SEMANA SANTA

La Encrucijada volverá a salir de San José tras cinco años de incertidumbre

La Encrucijada

La hermandad volverá a procesionar como antaño y prepara una Semana Santa marcada por la devoción y el esfuerzo

Tras cinco años de dificultades y cambios de ubicación, la Cofradía del Santísimo Cristo de la Encrucijada y María Santísima de las Lágrimas vuelve a su recorrido tradicional en esta Semana Santa de 2025. Su Hermano Mayor, Pedro Mariscal, ha expresado su satisfacción por este retorno: "Después de cinco años errantes, como en el desierto, este año salimos como toda la vida".

Uno de los momentos más esperados será el Jueves Santo, cuando se celebrará el “Encuentro chico” en su emplazamiento habitual, en la intersección entre Teniente Coronel Gautier y la Avenida de Regulares, antes de ascender por la emblemática cuesta de Otero.

Los cultos de la hermandad se realizarán en la Parroquia de San José, coincidiendo con su inauguración. Las fechas previstas son el 28 y 29 de marzo a las 8:30 horas, culminando con la función principal el domingo 30 de marzo a las 12:00 horas, donde se llevará a cabo la tradicional entrega de medallas.

Mariscal ha destacado el papel crucial de la parroquia de San José en el regreso de la cofradía: "Sin San José, no se hubiera podido salir en procesión este año". La hermandad ha atravesado años de gran dificultad, con la pérdida de su sede y la necesidad de reorganizarse en distintos templos, lo que complicó la cohesión del grupo.

Los ensayos para la procesión se celebran todos los jueves en las explanadas del Muelle de Poniente, junto al almacén de pasos. "No hay otro sitio", recuerda Mariscal, señalando las limitaciones de espacio.

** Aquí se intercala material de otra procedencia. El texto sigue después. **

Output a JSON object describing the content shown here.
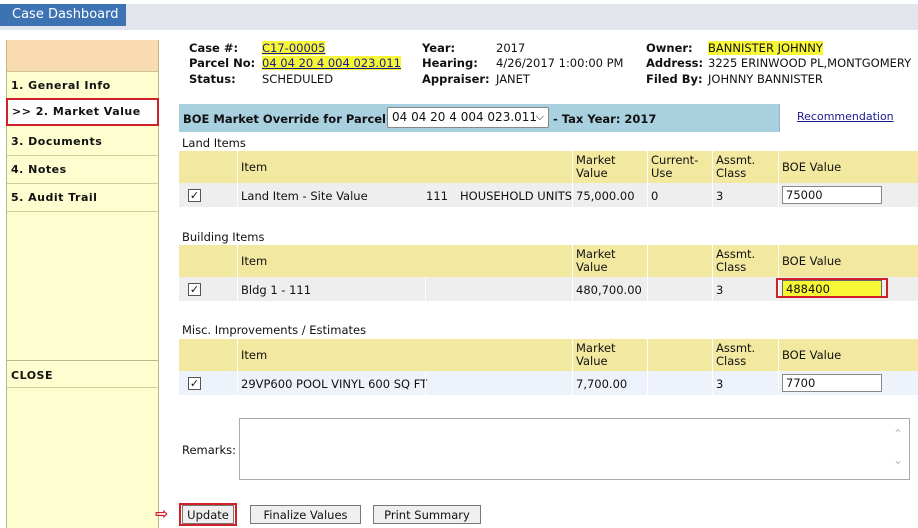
{
  "app": {
    "title": "Case Dashboard"
  },
  "sidebar": {
    "items": [
      {
        "label": "1. General Info"
      },
      {
        "label": ">> 2. Market Value"
      },
      {
        "label": "3. Documents"
      },
      {
        "label": "4. Notes"
      },
      {
        "label": "5. Audit Trail"
      }
    ],
    "close_label": "CLOSE"
  },
  "case": {
    "case_no_label": "Case #:",
    "case_no": "C17-00005",
    "parcel_label": "Parcel No:",
    "parcel_no": "04 04 20 4 004 023.011",
    "status_label": "Status:",
    "status": "SCHEDULED",
    "year_label": "Year:",
    "year": "2017",
    "hearing_label": "Hearing:",
    "hearing": "4/26/2017 1:00:00 PM",
    "appraiser_label": "Appraiser:",
    "appraiser": "JANET",
    "owner_label": "Owner:",
    "owner": "BANNISTER JOHNNY",
    "address_label": "Address:",
    "address": "3225 ERINWOOD PL,MONTGOMERY",
    "filed_by_label": "Filed By:",
    "filed_by": "JOHNNY BANNISTER"
  },
  "boe": {
    "label": "BOE Market Override for Parcel :",
    "parcel_selected": "04 04 20 4 004 023.011",
    "tax_year_label": "- Tax Year: 2017",
    "recommendation": "Recommendation"
  },
  "land": {
    "title": "Land Items",
    "headers": {
      "item": "Item",
      "market1": "Market",
      "market2": "Value",
      "current1": "Current-",
      "current2": "Use",
      "assmt1": "Assmt.",
      "assmt2": "Class",
      "boe": "BOE Value"
    },
    "rows": [
      {
        "check": "✓",
        "item": "Land Item - Site Value",
        "code": "111",
        "units": "HOUSEHOLD UNITS",
        "market": "75,000.00",
        "current": "0",
        "assmt": "3",
        "boe": "75000"
      }
    ]
  },
  "building": {
    "title": "Building Items",
    "headers": {
      "item": "Item",
      "market1": "Market",
      "market2": "Value",
      "assmt1": "Assmt.",
      "assmt2": "Class",
      "boe": "BOE Value"
    },
    "rows": [
      {
        "check": "✓",
        "item": "Bldg 1 - 111",
        "market": "480,700.00",
        "assmt": "3",
        "boe": "488400"
      }
    ]
  },
  "misc": {
    "title": "Misc. Improvements / Estimates",
    "headers": {
      "item": "Item",
      "market1": "Market",
      "market2": "Value",
      "assmt1": "Assmt.",
      "assmt2": "Class",
      "boe": "BOE Value"
    },
    "rows": [
      {
        "check": "✓",
        "item": "29VP600 POOL VINYL 600 SQ FT",
        "market": "7,700.00",
        "assmt": "3",
        "boe": "7700"
      }
    ]
  },
  "remarks": {
    "label": "Remarks:",
    "value": ""
  },
  "buttons": {
    "update": "Update",
    "finalize": "Finalize Values",
    "print": "Print Summary"
  },
  "icons": {
    "checkbox": "check-icon",
    "dropdown": "chevron-down-icon",
    "arrow": "arrow-right-icon"
  },
  "colors": {
    "title_bar": "#3d72b3",
    "header_bar": "#a9d0df",
    "table_header": "#f2e8a0",
    "highlight": "#f7f736",
    "annotation": "#d0202a"
  }
}
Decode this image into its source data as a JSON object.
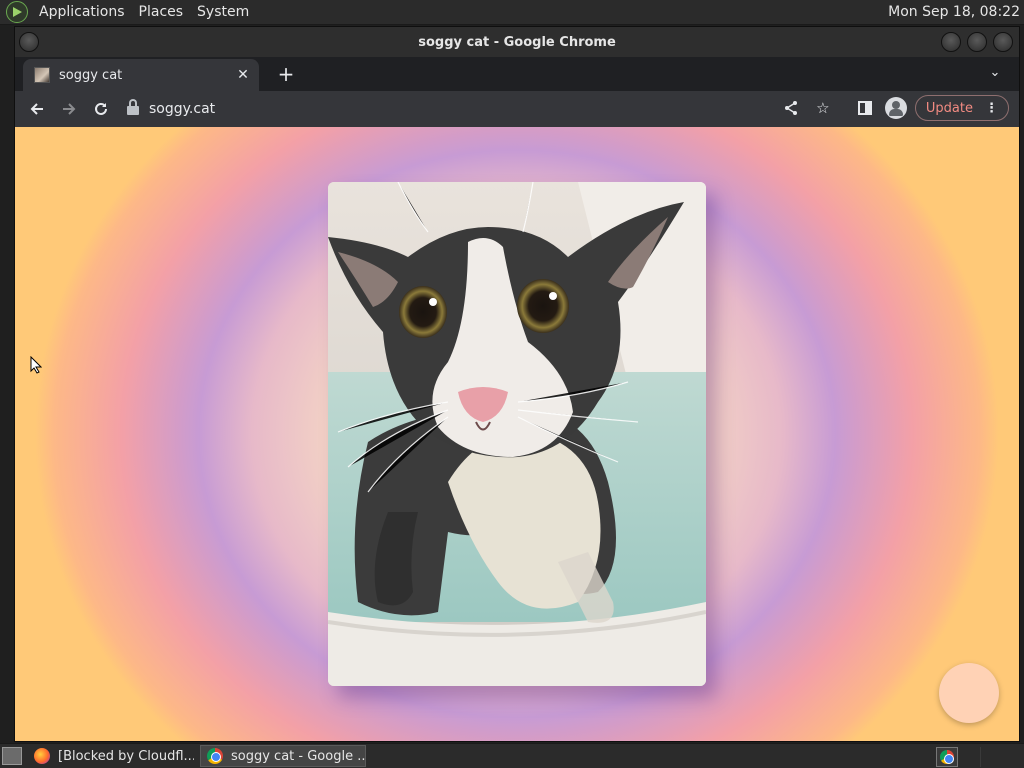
{
  "top_panel": {
    "menus": [
      "Applications",
      "Places",
      "System"
    ],
    "clock": "Mon Sep 18, 08:22"
  },
  "window": {
    "title": "soggy cat - Google Chrome"
  },
  "tabs": [
    {
      "label": "soggy cat",
      "icon": "cat-thumbnail-icon"
    }
  ],
  "toolbar": {
    "url": "soggy.cat",
    "update_label": "Update"
  },
  "page": {
    "image_subject": "wet black and white cat in bathtub"
  },
  "taskbar": {
    "tasks": [
      {
        "label": "[Blocked by Cloudfl...",
        "icon": "firefox-icon"
      },
      {
        "label": "soggy cat - Google ...",
        "icon": "chrome-icon"
      }
    ]
  }
}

Paralelamente, continúan los trabajos en la segunda casa de hermandad ubicada en la antigua estación de ferrocarril de la Almadraba.

Uno de los momentos más esperados es el traslado de los titulares desde la Parroquia de Santa Teresa a San José, un acto que se pretende realizar con gran solemnidad, aunque aún no tiene fecha definida.

A pesar del esfuerzo por recuperar la normalidad, la cofradía no contará con nuevos estrenos en 2025 debido a los elevados gastos y la ausencia de ayudas. Mariscal ha precisado que la reconstrucción del palio y del practicadero, tras la destrucción total del paso del Cristo, ha sido una tarea ardua: “Ha sido todo a costa de trabajo y dedicación”.

El Cristo de la Encrucijada saldrá porteado, sin paso, ya que no ha sido posible su reconstrucción. En cambio, la Virgen de las Lágrimas sí procesionará en palio, aunque los trabajos de restauración no están terminados. El palio presenta daños en las redecillas y se espera que para el próximo año se puedan restaurar el techo y las bambalinas, además de una mesa nueva, respiraderos restaurados y la recuperación de los faroles de cola, dañados por el desprendimiento del techo.

La hermandad ya realizó el tallaje de costaleros hace un mes, contando con un grupo suficiente, aunque con ciertas limitaciones. “No hay suficientes, tienen que repetir, hacer un cortejo digno cuesta mucho trabajo. Es un esfuerzo continuo”, señala Mariscal, resaltando las dificultades de mantener activa la hermandad y garantizar una procesión adecuada.

Uno de los retos más importantes sigue siendo la recuperación del patrimonio humano. "Al no tener sede propia, todo se ha dificultado más", explica el Hermano Mayor. Durante estos años, la cofradía ha tenido que desplazarse entre la Catedral y Santa Teresa, lo que ha complicado la participación y el sentido de pertenencia de los hermanos.

A pesar de las dificultades, Mariscal agradece el apoyo recibido por la feligresía de Santa Teresa y por los párrocos Guillermo y Tenorio, quienes han brindado un trato excepcional a la hermandad, permitiendo que las imágenes del Cristo de la Encrucijada y la Virgen de las Lágrimas presidieran el altar en la parroquia. “Es un orgullo y algo que debemos agradecer profundamente”, concluye el Hermano Mayor.

La Semana Santa de 2025 será, sin duda, un año de regreso y reafirmación para la Cofradía de la Encrucijada, que, con esfuerzo y devoción, vuelve a ocupar su lugar en las calles, ofreciendo a los fieles una procesión marcada por la tradición y la perseverancia.